Natomiast na stronie parafii znaleźliśmy wypowiedź ks. prałata na ten temat, datowaną na dzień – 03 marzec 2019 r., gdzie wspomina proboszcz o remontach, których kolejnym etapem ma być taras widokowy. Cytujemy jej fragment:
„Teraz jest nieczynny nie dlatego, „bo, nie jest” ale ze względu na prowadzone prace budowlane i jako taki, jest tymczasowo zamknięty dla zwiedzających. Powinno być to oczywiste. Prace potrwają do przyszłego roku. Obecnie czekam na niezbędne dotacje z Urzędu Marszałkowskiego, a te mają pojawić się jesienią (po wakacjach). Zakres robót, kuratela Wojewódzkiego Konserwatora Zabytków, niezbędna dokumentacja i potwornie wysokie koszty inwestycji sprawiają, że jest to wyzwanie bardzo kosztowne i czasochłonne.
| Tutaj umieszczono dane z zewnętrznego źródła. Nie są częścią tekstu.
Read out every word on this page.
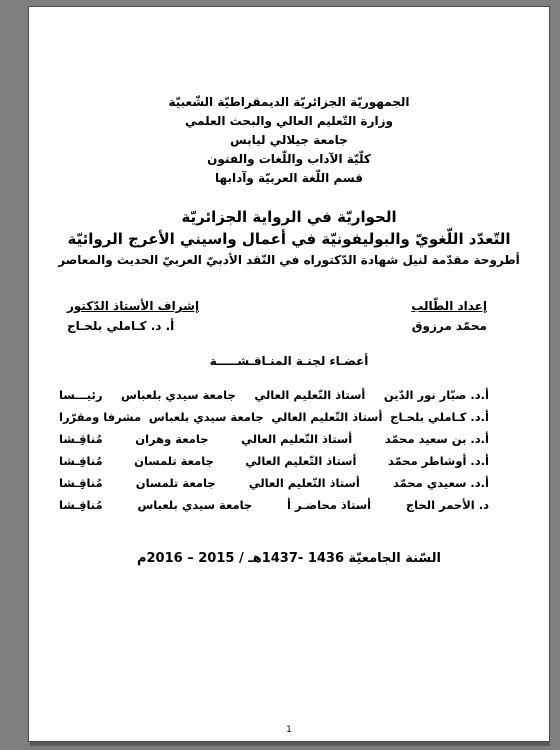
الجمهوريّة الجزائريّة الديمقراطيّة الشّعبيّة
وزارة التّعليم العالي والبحث العلمي
جامعة جيلالي ليابس
كلّيّة الآداب واللّغات والفنون
قسم اللّغة العربيّة وآدابها
الحواريّة في الرواية الجزائريّة
التّعدّد اللّغويّ والبوليفونيّة في أعمال واسيني الأعرج الروائيّة
أطروحة مقدّمة لنيل شهادة الدّكتوراه في النّقد الأدبيّ العربيّ الحديث والمعاصر
إعداد الطّالب
محمّد مرزوق
إشراف الأستاذ الدّكتور
أ. د. كـاملي بلحـاج
أعضـاء لجنـة المنـاقـشـــــة
أ.د. صبّار نور الدّين
أستاذ التّعليم العالي
جامعة سيدي بلعباس
رئيـــسا
أ.د. كـاملي بلحـاج
أستاذ التّعليم العالي
جامعة سيدي بلعباس
مشرفا ومقرّرا
أ.د. بن سعيد محمّد
أستاذ التّعليم العالي
جامعة وهران
مُناقِـشا
أ.د. أوشاطر محمّد
أستاذ التّعليم العالي
جامعة تلمسان
مُناقِـشا
أ.د. سعيدي محمّد
أستاذ التّعليم العالي
جامعة تلمسان
مُناقِـشا
د. الأحمر الحاج
أستاذ محاضـر أ
جامعة سيدي بلعباس
مُناقِـشا
السّنة الجامعيّة 1436 -1437هـ / 2015 – 2016م
1
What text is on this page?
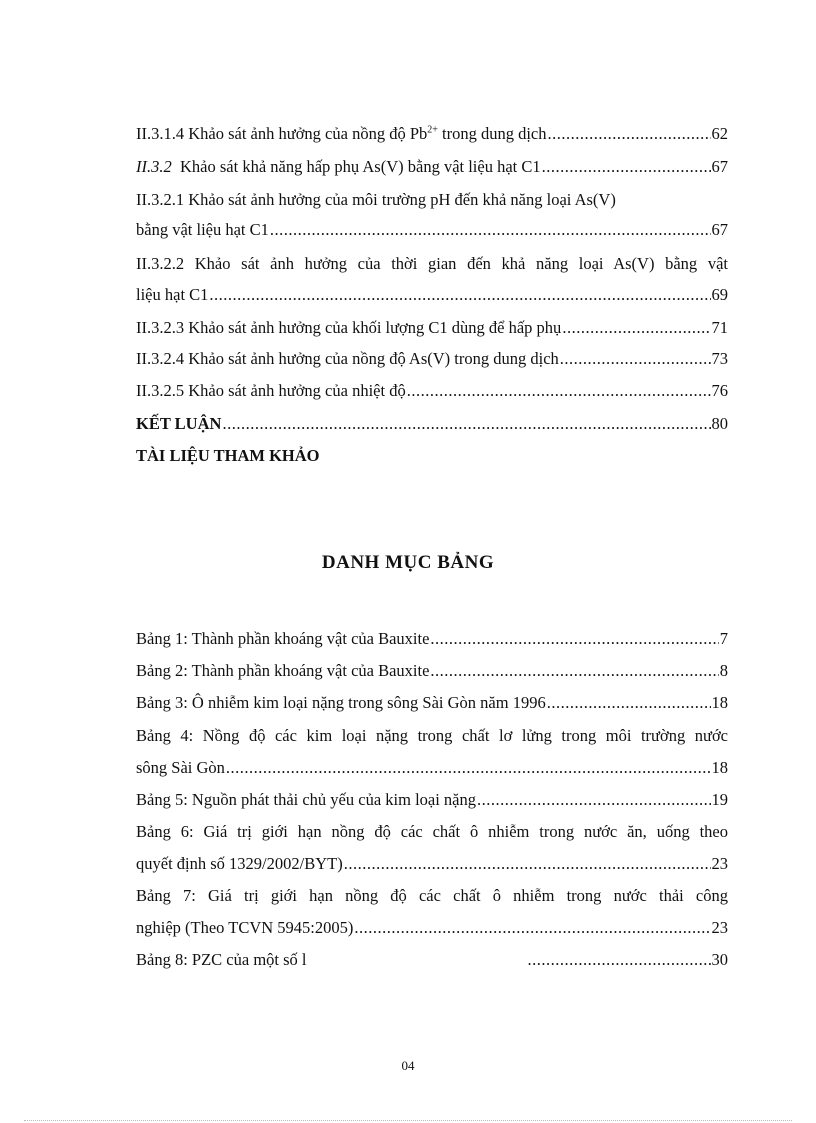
II.3.1.4 Khảo sát ảnh hưởng của nồng độ $Pb^{2+}$ trong dung dịch .....	62
II.3.2 Khảo sát khả năng hấp phụ As(V) bằng vật liệu hạt C1 .....	67
II.3.2.1 Khảo sát ảnh hưởng của môi trường pH đến khả năng loại As(V)
bằng vật liệu hạt C1 .....	67
II.3.2.2 Khảo sát ảnh hưởng của thời gian đến khả năng loại As(V) bằng vật
liệu hạt C1 .....	69
II.3.2.3 Khảo sát ảnh hưởng của khối lượng C1 dùng để hấp phụ .....	71
II.3.2.4 Khảo sát ảnh hưởng của nồng độ As(V) trong dung dịch .....	73
II.3.2.5 Khảo sát ảnh hưởng của nhiệt độ .....	76
KẾT LUẬN .....	80
TÀI LIỆU THAM KHẢO
DANH MỤC BẢNG
Bảng 1: Thành phần khoáng vật của Bauxite .....	7
Bảng 2: Thành phần khoáng vật của Bauxite .....	8
Bảng 3: Ô nhiễm kim loại nặng trong sông Sài Gòn năm 1996 .....	18
Bảng 4: Nồng độ các kim loại nặng trong chất lơ lửng trong môi trường nước
sông Sài Gòn .....	18
Bảng 5: Nguồn phát thải chủ yếu của kim loại nặng .....	19
Bảng 6: Giá trị giới hạn nồng độ các chất ô nhiễm trong nước ăn, uống theo
quyết định số 1329/2002/BYT) .....	23
Bảng 7: Giá trị giới hạn nồng độ các chất ô nhiễm trong nước thải công
nghiệp (Theo TCVN 5945:2005) .....	23
Bảng 8: PZC của một số l .....	30
04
Nie jest to remont pokoju czy łazienki. Przykry jest więc ten sarkastyczny i krytykancki ton komentarzy pojawiających się w Internecie.
Sam taras widokowy wymaga natomiast odpowiedniego zabezpieczenia. Trzebiatów bowiem nie ma słynąć ze złych sensacji o „wieżowych skoczkach” ale o pięknym, Maryjnym Sanktuarium. Kolejny projekt zabezpieczeń przygotowany przez naszą Parafię i Urząd Miasta i Gminy w Trzebiatowie został odrzucony przez Wojewódzkiego Konserwatora Zabytków. Szukamy dalej innych rozwiązań.
Zarzucanie mi zatem braku troski o promocję naszego miasta jest, co najmniej, dużym nietaktem. Uważam, że to właśnie czas mojego posługiwania w Parafii pokrywa się ze szczególną promocją tego miejsca. Wiedzą o tym moi Parafianie, ale widać, nie wszyscy. Oby mniej było tych „na papierze” a więcej tych empatycznych, stanowiących żywą, parafialną Rodzinę.”
Co dalej z tarasem widokowym? Rok minął w marcu i nadal nic nie wiadomo. Może warto byłoby wyjaśnić wszystkim mieszkańcom, gdzie leżą przyczyny tego stanu rzeczy.